Just before lunch, he had a phone call from David Balthazar. Their conversation was short and to the point, and when Robert put down the phone he called out to Vicky. She came in, carrying the copy of Nicole Krauss she was reading. ‘Could you please ask Dorothy to come see me right away?’
She looked meaningfully at the phone on his desk. Why did she look younger when she was acting out? He said nothing and she left with a sniff, but was back in a minute. ‘Dorothy’s going to lunch. She said she’ll come in after that.’
He suppressed his irritation – no, it was more than that, he felt a growing fury. ‘Go catch her now before she leaves. I need to see her immediately.’
‘But she said she’s meeting someone and she’s late already.’
He looked at Vicky, trying to stay calm. ‘If you’d like to work for the National Dispute Resolution Committee, I’ll see what I can do. If you’d like to work for me, then do what I ask.’
This time there was no sniff, and within a minute Dorothy came in the door, with her leather handbag slung over a shoulder. ‘I’m not used to being summoned like some flunky.’
‘Close the door, please, and sit down.’
She hesitated, and for a moment he thought she was going to walk out. But she closed the door, quietly, and sat down in a sulk, putting her bag in her lap.
‘I’ve had a call from David Balthazar. He tells me that last week he received an email with the full script of
Fourth and One: The Memoirs of Jay “Bud” Carlson
.’
‘I told you he was almost finished.’ She spoke confidently, but he could see uncertainty in her face.
‘Balthazar, unsurprisingly, says it’s very good. So good, in fact, that he is sending it tomorrow to the following houses.’ He looked at his notes of the phone conversation. ‘Morrow, Random House, Houghton Mifflin, HarperCollins, and Doubleday.’
‘What about us?’ Her voice was quieter now.
‘We can buy a copy when it’s published.’ He swung around in his chair and looked out at the playground. A little boy had fallen off a swing, and his mother was comforting him. Robert swung back to face Dorothy. ‘Naturally, they’ll return the advance. What was it, 25K?’
She gave a reluctant nod. ‘At least that will help the balance sheet.’
Was she serious? He’d sent her on a finance course six months before and wished he hadn’t. He said, ‘The university doesn’t care about the balance sheet. Cash flow, yes – though it’s not as if we spend a lot of money on advances. P and L, yes. But not the balance sheet.’ He looked at her with disbelief. ‘Jesus, Dorothy, you said it was all okay. What happened?’
‘Carlson told me he had lots of agents sucking up to him. He acted like Balthazar wasn’t any different.’
‘But did he say explicitly he would stay with us?’
For the first time she hesitated. ‘It didn’t really come up. It was just a given.’
He sighed, and she said angrily, ‘Anyway, why should we believe Balthazar?’

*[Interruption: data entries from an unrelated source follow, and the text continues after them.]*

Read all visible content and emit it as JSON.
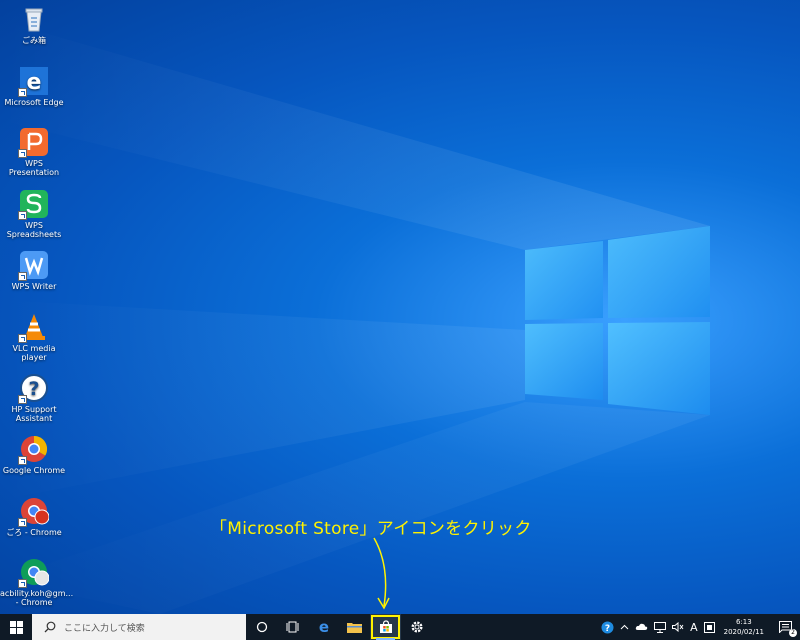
{
  "desktop": {
    "icons": [
      {
        "label": "ごみ箱",
        "icon": "recycle-bin-icon"
      },
      {
        "label": "Microsoft Edge",
        "icon": "edge-icon"
      },
      {
        "label": "WPS Presentation",
        "icon": "wps-presentation-icon"
      },
      {
        "label": "WPS Spreadsheets",
        "icon": "wps-spreadsheets-icon"
      },
      {
        "label": "WPS Writer",
        "icon": "wps-writer-icon"
      },
      {
        "label": "VLC media player",
        "icon": "vlc-icon"
      },
      {
        "label": "HP Support Assistant",
        "icon": "hp-support-icon"
      },
      {
        "label": "Google Chrome",
        "icon": "chrome-icon"
      },
      {
        "label": "ごろ - Chrome",
        "icon": "chrome-profile-icon"
      },
      {
        "label": "acbility.koh@gm... - Chrome",
        "icon": "chrome-profile-icon"
      }
    ]
  },
  "annotation": {
    "text": "「Microsoft Store」アイコンをクリック",
    "color": "#fff200"
  },
  "taskbar": {
    "search_placeholder": "ここに入力して検索",
    "pinned": [
      "cortana-icon",
      "task-view-icon",
      "edge-icon",
      "file-explorer-icon",
      "microsoft-store-icon",
      "settings-icon"
    ],
    "highlighted": "microsoft-store-icon",
    "tray": {
      "ime_label": "A",
      "time": "6:13",
      "date": "2020/02/11",
      "notification_count": "2"
    }
  }
}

‘What reason would he have to lie?’
‘Because maybe he’s still trying to talk the coach round. Maybe he’s buying time while he does that. I can’t believe the coach would lie to me. Can you say the same of this New York shyster?’
Shyster? Balthazar was a Jew – of course. And half of Robert was one, too. Is that what she was trying to say – that there had been a conspiracy of
landsmen
? He decided to ignore it. ‘Listen, with Balthazar, what you see is what you get. I’m not pretending he’s an
attractive
personality. But he’s very successful. You can’t do that by lying, Dorothy; you get found out. I know. Carlson was either lying to you, or he’s changed his mind. Either way, it looks like we’ve lost the book.’

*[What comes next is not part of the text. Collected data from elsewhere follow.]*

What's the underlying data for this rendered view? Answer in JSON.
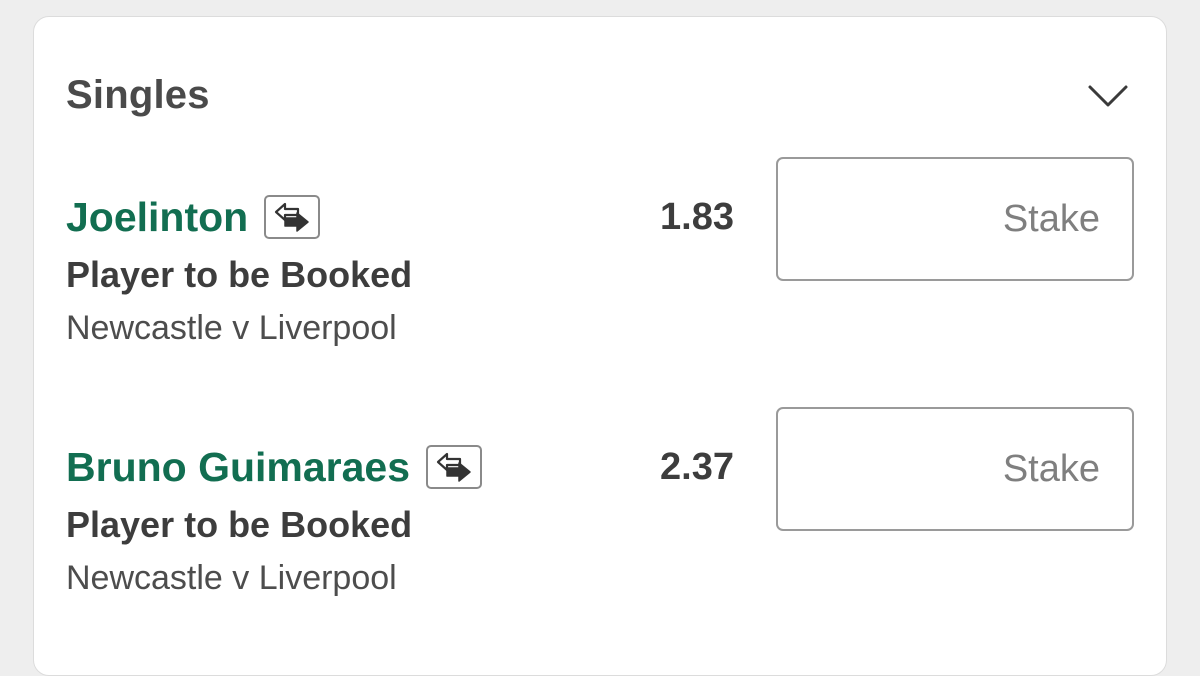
{
  "betslip": {
    "section_title": "Singles",
    "collapse_icon": "chevron-down-icon",
    "bets": [
      {
        "selection": "Joelinton",
        "market": "Player to be Booked",
        "event": "Newcastle v Liverpool",
        "odds": "1.83",
        "stake_placeholder": "Stake",
        "stake_value": "",
        "swap_icon": "swap-arrows-icon"
      },
      {
        "selection": "Bruno Guimaraes",
        "market": "Player to be Booked",
        "event": "Newcastle v Liverpool",
        "odds": "2.37",
        "stake_placeholder": "Stake",
        "stake_value": "",
        "swap_icon": "swap-arrows-icon"
      }
    ]
  },
  "colors": {
    "selection_green": "#126e51",
    "text_dark": "#3d3d3d",
    "page_background": "#eeeeee",
    "card_background": "#ffffff"
  }
}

She didn’t reply at first, and stared at her bag. ‘Can I go now?’ she said flatly, and he wondered what she was thinking.

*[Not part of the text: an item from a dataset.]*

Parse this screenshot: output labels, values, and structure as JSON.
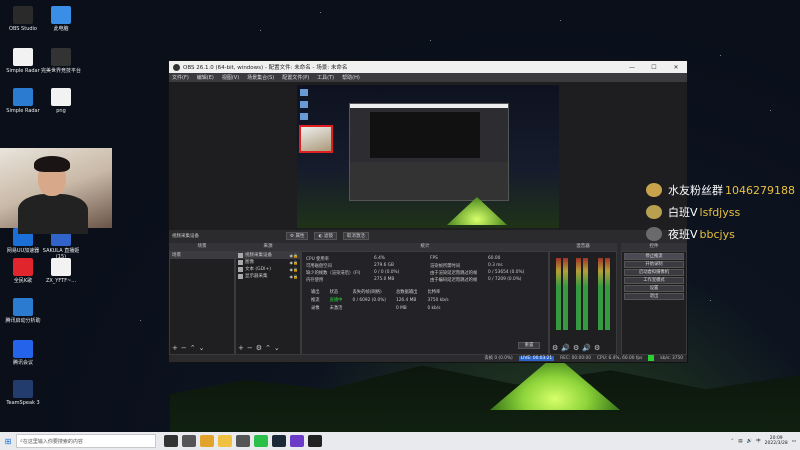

She seemed shaken, but he couldn’t tell if she really cared. ‘Sure, go to your lunch. But understand something: I’m going to see Carlson. Don’t call him unless he calls you. Is that understood?’
And at least he had the small satisfaction that as Dorothy got up, she nodded.
4
He woke early on Saturday morning to a cooler, overcast sky, and found himself apprehensive about Duval’s arrival. Fortunately, Sophie had a play date with a school friend – her parents were taking them both to Zion National Park – and though normally he felt a possessive pang when she wasn’t at home during the weekend, he was glad she would be gone while Duval was there. Had Anna known that when she asked Duval to come? He hoped so.